Cela fait déjà longtemps que Laurent
est tapi et sanglé dans le baquet de sa Dallara-Renault que les mécanos ne
peuvent s’empêcher de faire reluire encore et encore, pour s’occuper et évacuer
leur stress. Son regard est fixe. Face aux tribunes, il ne voit pas les gens
qui le photographient à travers le grillage. Il est ailleurs, louchant presque
sur le muret des stands où est accolé le matériel de son panneauteur. Michel,
se risque à quelques remarques sur la température de la piste et sur ses derniers
réglages, ne sachant plus sur quel pied danser tant son pilote semble à vif. Au
fond du box, Monsieur Biraben, son mécène, le couve du regard et se ronge les
ongles.

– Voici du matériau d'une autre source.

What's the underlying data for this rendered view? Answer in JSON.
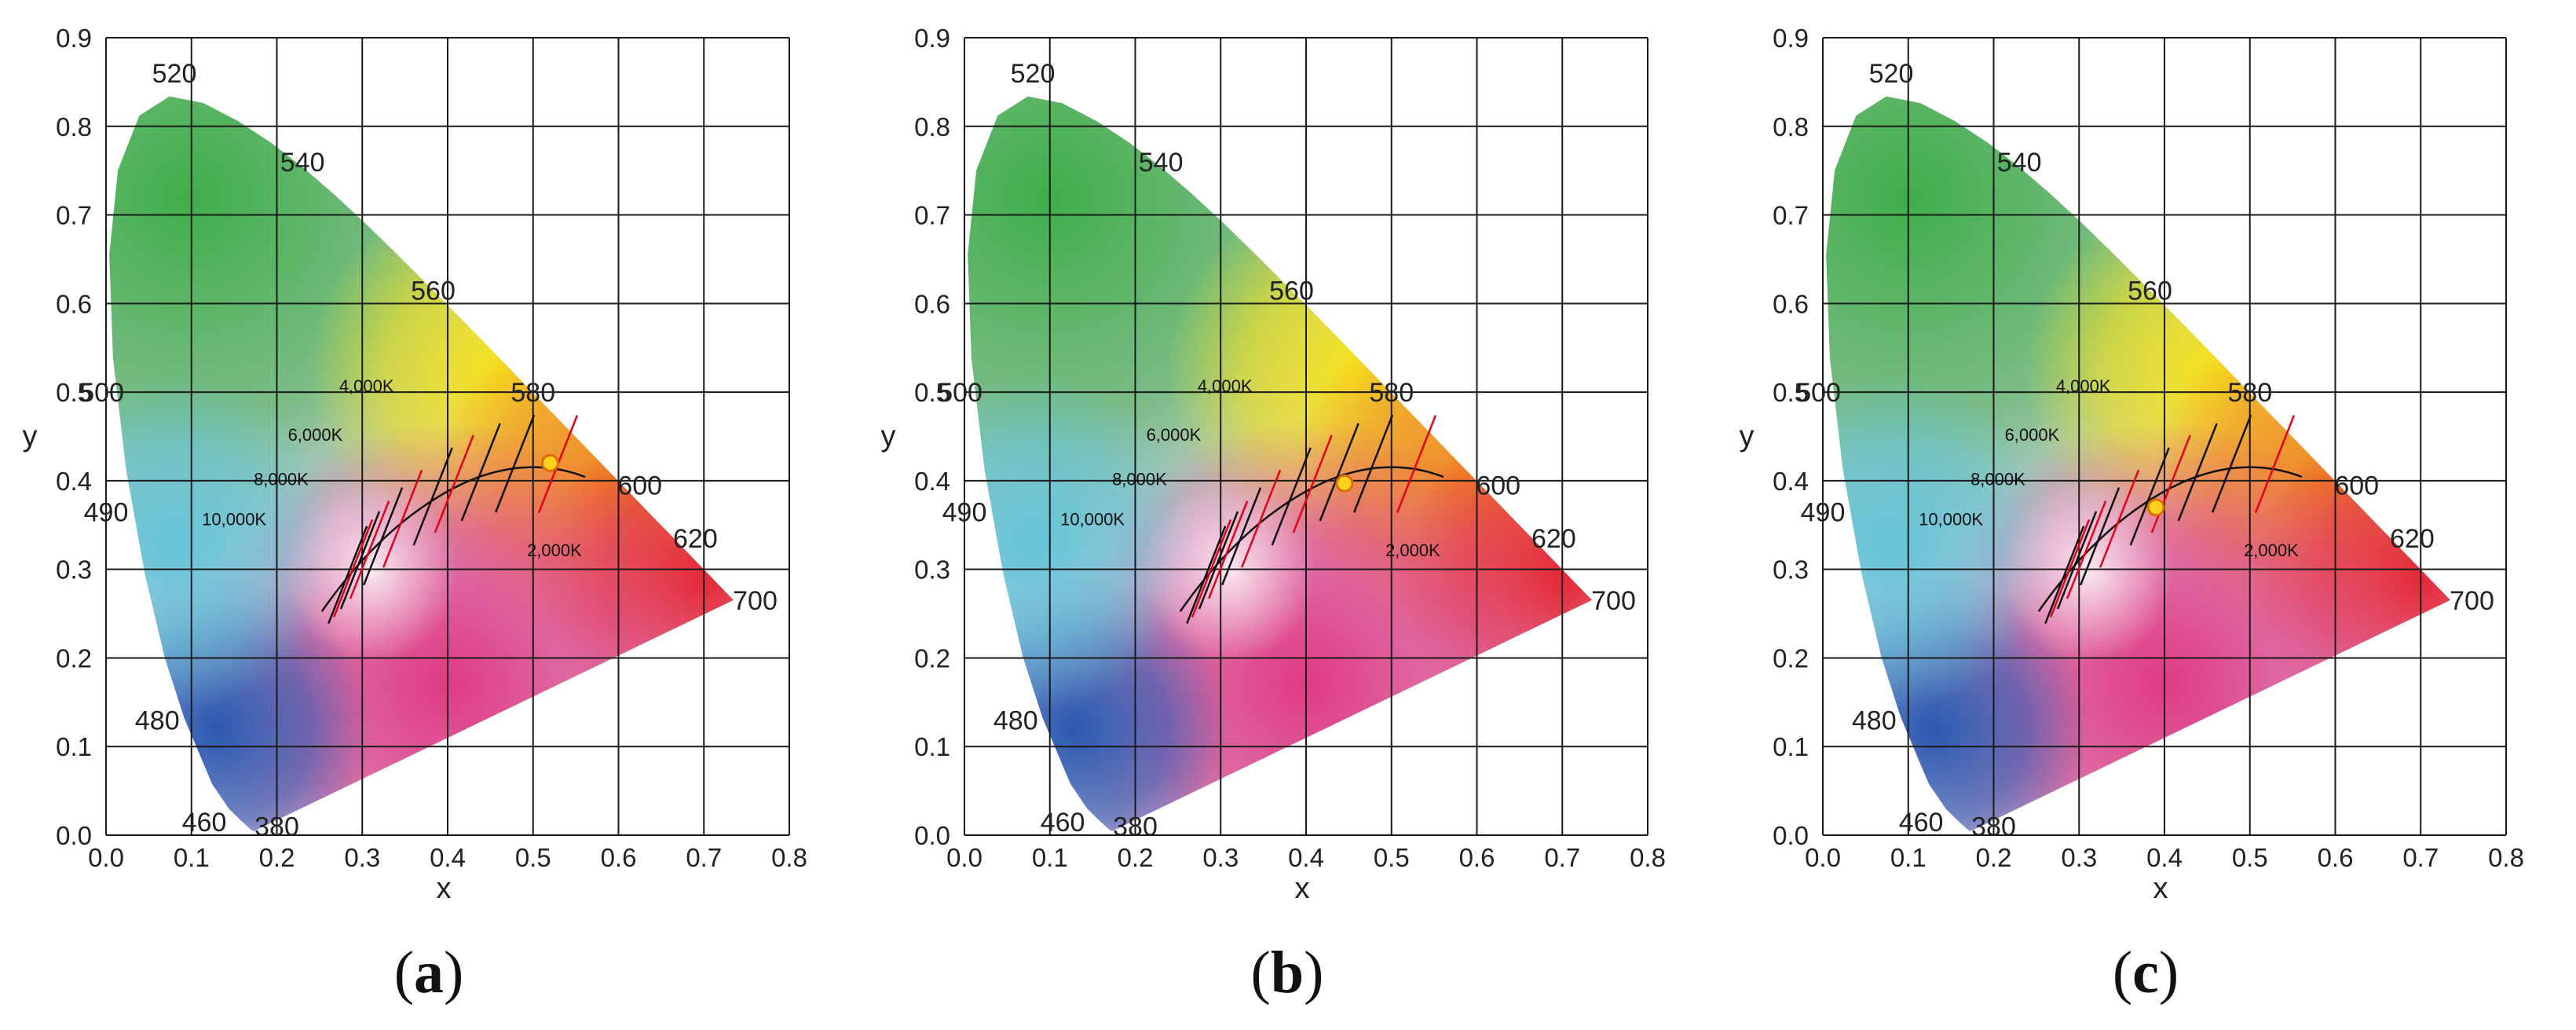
{
  "panels": [
    {
      "caption_open": "(",
      "caption_letter": "a",
      "caption_close": ")"
    },
    {
      "caption_open": "(",
      "caption_letter": "b",
      "caption_close": ")"
    },
    {
      "caption_open": "(",
      "caption_letter": "c",
      "caption_close": ")"
    }
  ],
  "chart_data": [
    {
      "type": "scatter",
      "title": "",
      "xlabel": "x",
      "ylabel": "y",
      "xlim": [
        0.0,
        0.8
      ],
      "ylim": [
        0.0,
        0.9
      ],
      "xticks": [
        "0.0",
        "0.1",
        "0.2",
        "0.3",
        "0.4",
        "0.5",
        "0.6",
        "0.7",
        "0.8"
      ],
      "yticks": [
        "0.0",
        "0.1",
        "0.2",
        "0.3",
        "0.4",
        "0.5",
        "0.6",
        "0.7",
        "0.8",
        "0.9"
      ],
      "grid": true,
      "wavelength_labels": [
        {
          "text": "520",
          "x": 0.08,
          "y": 0.86
        },
        {
          "text": "540",
          "x": 0.23,
          "y": 0.76
        },
        {
          "text": "560",
          "x": 0.383,
          "y": 0.615
        },
        {
          "text": "580",
          "x": 0.5,
          "y": 0.5
        },
        {
          "text": "600",
          "x": 0.625,
          "y": 0.395
        },
        {
          "text": "620",
          "x": 0.69,
          "y": 0.335
        },
        {
          "text": "700",
          "x": 0.76,
          "y": 0.265
        },
        {
          "text": "500",
          "x": -0.005,
          "y": 0.5
        },
        {
          "text": "490",
          "x": 0.0,
          "y": 0.365
        },
        {
          "text": "480",
          "x": 0.06,
          "y": 0.13
        },
        {
          "text": "460",
          "x": 0.115,
          "y": 0.015
        },
        {
          "text": "380",
          "x": 0.2,
          "y": 0.01
        }
      ],
      "cct_labels": [
        {
          "text": "4,000K",
          "x": 0.305,
          "y": 0.5
        },
        {
          "text": "6,000K",
          "x": 0.245,
          "y": 0.445
        },
        {
          "text": "8,000K",
          "x": 0.205,
          "y": 0.395
        },
        {
          "text": "10,000K",
          "x": 0.15,
          "y": 0.35
        },
        {
          "text": "2,000K",
          "x": 0.525,
          "y": 0.315
        }
      ],
      "point": {
        "x": 0.52,
        "y": 0.42
      }
    },
    {
      "type": "scatter",
      "title": "",
      "xlabel": "x",
      "ylabel": "y",
      "xlim": [
        0.0,
        0.8
      ],
      "ylim": [
        0.0,
        0.9
      ],
      "xticks": [
        "0.0",
        "0.1",
        "0.2",
        "0.3",
        "0.4",
        "0.5",
        "0.6",
        "0.7",
        "0.8"
      ],
      "yticks": [
        "0.0",
        "0.1",
        "0.2",
        "0.3",
        "0.4",
        "0.5",
        "0.6",
        "0.7",
        "0.8",
        "0.9"
      ],
      "grid": true,
      "wavelength_labels": [
        {
          "text": "520",
          "x": 0.08,
          "y": 0.86
        },
        {
          "text": "540",
          "x": 0.23,
          "y": 0.76
        },
        {
          "text": "560",
          "x": 0.383,
          "y": 0.615
        },
        {
          "text": "580",
          "x": 0.5,
          "y": 0.5
        },
        {
          "text": "600",
          "x": 0.625,
          "y": 0.395
        },
        {
          "text": "620",
          "x": 0.69,
          "y": 0.335
        },
        {
          "text": "700",
          "x": 0.76,
          "y": 0.265
        },
        {
          "text": "500",
          "x": -0.005,
          "y": 0.5
        },
        {
          "text": "490",
          "x": 0.0,
          "y": 0.365
        },
        {
          "text": "480",
          "x": 0.06,
          "y": 0.13
        },
        {
          "text": "460",
          "x": 0.115,
          "y": 0.015
        },
        {
          "text": "380",
          "x": 0.2,
          "y": 0.01
        }
      ],
      "cct_labels": [
        {
          "text": "4,000K",
          "x": 0.305,
          "y": 0.5
        },
        {
          "text": "6,000K",
          "x": 0.245,
          "y": 0.445
        },
        {
          "text": "8,000K",
          "x": 0.205,
          "y": 0.395
        },
        {
          "text": "10,000K",
          "x": 0.15,
          "y": 0.35
        },
        {
          "text": "2,000K",
          "x": 0.525,
          "y": 0.315
        }
      ],
      "point": {
        "x": 0.445,
        "y": 0.397
      }
    },
    {
      "type": "scatter",
      "title": "",
      "xlabel": "x",
      "ylabel": "y",
      "xlim": [
        0.0,
        0.8
      ],
      "ylim": [
        0.0,
        0.9
      ],
      "xticks": [
        "0.0",
        "0.1",
        "0.2",
        "0.3",
        "0.4",
        "0.5",
        "0.6",
        "0.7",
        "0.8"
      ],
      "yticks": [
        "0.0",
        "0.1",
        "0.2",
        "0.3",
        "0.4",
        "0.5",
        "0.6",
        "0.7",
        "0.8",
        "0.9"
      ],
      "grid": true,
      "wavelength_labels": [
        {
          "text": "520",
          "x": 0.08,
          "y": 0.86
        },
        {
          "text": "540",
          "x": 0.23,
          "y": 0.76
        },
        {
          "text": "560",
          "x": 0.383,
          "y": 0.615
        },
        {
          "text": "580",
          "x": 0.5,
          "y": 0.5
        },
        {
          "text": "600",
          "x": 0.625,
          "y": 0.395
        },
        {
          "text": "620",
          "x": 0.69,
          "y": 0.335
        },
        {
          "text": "700",
          "x": 0.76,
          "y": 0.265
        },
        {
          "text": "500",
          "x": -0.005,
          "y": 0.5
        },
        {
          "text": "490",
          "x": 0.0,
          "y": 0.365
        },
        {
          "text": "480",
          "x": 0.06,
          "y": 0.13
        },
        {
          "text": "460",
          "x": 0.115,
          "y": 0.015
        },
        {
          "text": "380",
          "x": 0.2,
          "y": 0.01
        }
      ],
      "cct_labels": [
        {
          "text": "4,000K",
          "x": 0.305,
          "y": 0.5
        },
        {
          "text": "6,000K",
          "x": 0.245,
          "y": 0.445
        },
        {
          "text": "8,000K",
          "x": 0.205,
          "y": 0.395
        },
        {
          "text": "10,000K",
          "x": 0.15,
          "y": 0.35
        },
        {
          "text": "2,000K",
          "x": 0.525,
          "y": 0.315
        }
      ],
      "point": {
        "x": 0.39,
        "y": 0.37
      }
    }
  ],
  "colors": {
    "point_fill": "#ffd21f",
    "point_stroke": "#e06a00",
    "isotherm_red": "#e3001b",
    "isotherm_black": "#111111",
    "grid": "#1a1a1a"
  }
}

Il n’a pas peur pour son pilote ni pour ses investissements. C’est
uniquement cette atmosphère pesante d’avant course qui lui est insupportable.
L’immobilité des pilotes dans leurs cockpits n’est qu’une trompeuse apparence
de décontraction. Le silence, rompu par les commentaires des hauts parleurs et
les hurlements réguliers de l’angoissante sirène des stands, cadencent cet
insoutenable instant qui compte pour des heures. Madame Biraben, habillée comme
pour une soirée mondaine, profite de l’aubaine pour se montrer au grand jour et
déambuler telle une VIP dans la voie des stands. Elle ne sait rien de ce sport,
mais toute l’agitation professionnelle des mécaniciens autour d’elle, l’excite follement.
Elle se sent actrice paradant au milieu de dizaines de figurants en pleine
comédie musicale. Elle se sent délicieusement mangée du regard par des
centaines de spectateurs assis en face, de l’autre coté du grillage.
Laurent voit la partie haute du Safety Carpasser en trombe
devant lui, drapeau tricolore crépitant à la fenêtre : la piste est
maintenant sienne.
Soudain, les premiers moteurs
rugissent. Les tribunes poussent un « Aaaah ! » mêlant impatience et
appréhension. Quelques enfants crient. Les couvertures chauffantes sont
arrachées. Le mécanicien lui signale que la voie des stands est libre. Laurent
passe de l’ombre à la lumière aveuglante d’un soleil brûlant ; il tourne
son volant et s’engage à petits coups d’accélérateur rageurs vers la sortie des
stands, où attendent déjà quelques monoplaces étincelantes. Les moteurs des
Formule 3 aboient, suppliant d’être libérés. Enfin le commissaire à la petite
queue de cheval ordonne aux pilotes de rejoindre la piste à tour de rôle,
alternant colonne de gauche et colonne de droite.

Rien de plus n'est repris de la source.